Et Anton hésitait à voter, le prochain dimanche.
On s'est assis à côté de lui. On a écouté son désespoir adolescent, son dégoût d'un ancien monde, son refus de se laisser faire, son envie d'agir. Pour plus de liberté, de tolérance, d'écoute, de respect ; pour plus de justice, d'égalité. De fraternité, bien sûr, même s'il a un peu tendance à se disputer toutes les cinq minutes avec son frère.
Et nous les désormais vieux on lui a parlé des infirmières, des enseignants, des banlieues, de l'Europe dont on rêvait ; de l'espoir de grandir tous ensemble, d'aborder ce monde qui vient et qui nous semble complexe. On lui parlé du faux futur qu'est le retour en arrière. On lui a parlé, aussi, du sens du vote - qui est choisir, pas décider ; répondre à la question nous qu'on pose, comme un adulte (oui, comme un vieux) qui préfère le moins pire. De la haine et de la colère qui constituent des réactions, pas des réponses.Et aussi de cette certitude - plus l'ennemi est fort, déterminé, vindicatif, plus il est difficile de le combattre sans y laisser une trop grande partie de sa vie.

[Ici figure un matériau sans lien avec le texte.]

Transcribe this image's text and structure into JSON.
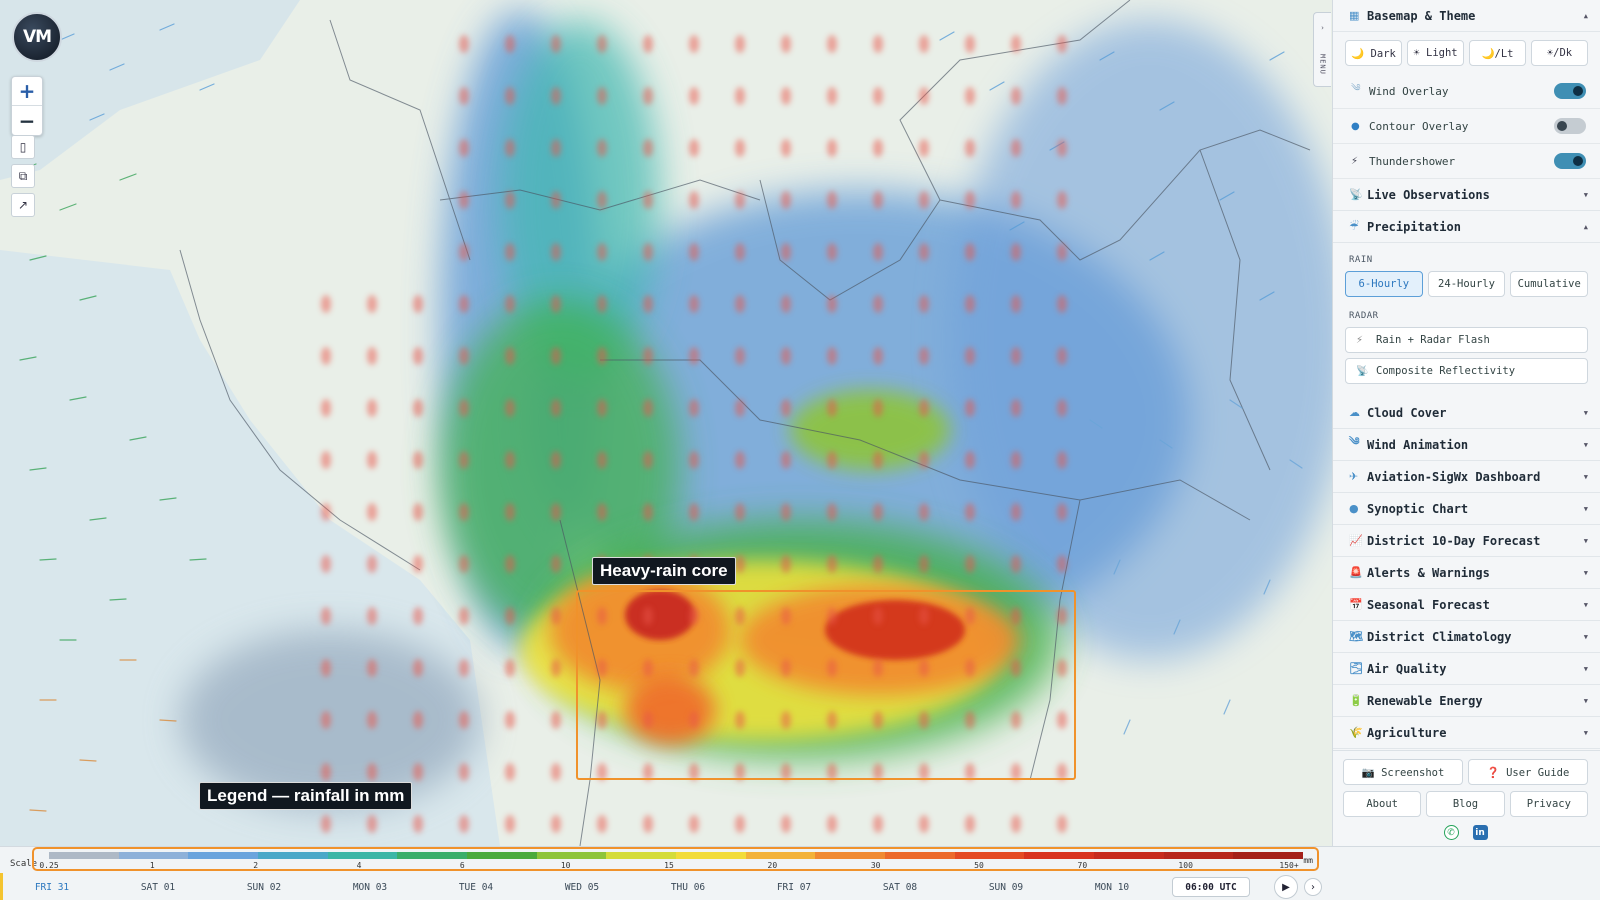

Entre les murs abandonnés du village de vacances, on a regardé la piscine, vide aujourd'hui, qui donnait sur la vallée. Je me rappelais encore m'y être baigné, avoir fait la fête au bar jonché désormais de détritus de verre et d'extincteurs vidés.
Je me suis demandé un instant si un jour je regarderais ce week-end avec les mêmes yeux, en me disant c'était un si joli pays. Si on peut se lasser de la démocratie, la laisser aux autres, l'abandonner à son sort - pour que quinze ans plus tard des urbexplorateurs de la chose politique viennent constater avec un frisson étrange qu'il ne reste désormais plus qu'un espace vide là où il y avait la vie.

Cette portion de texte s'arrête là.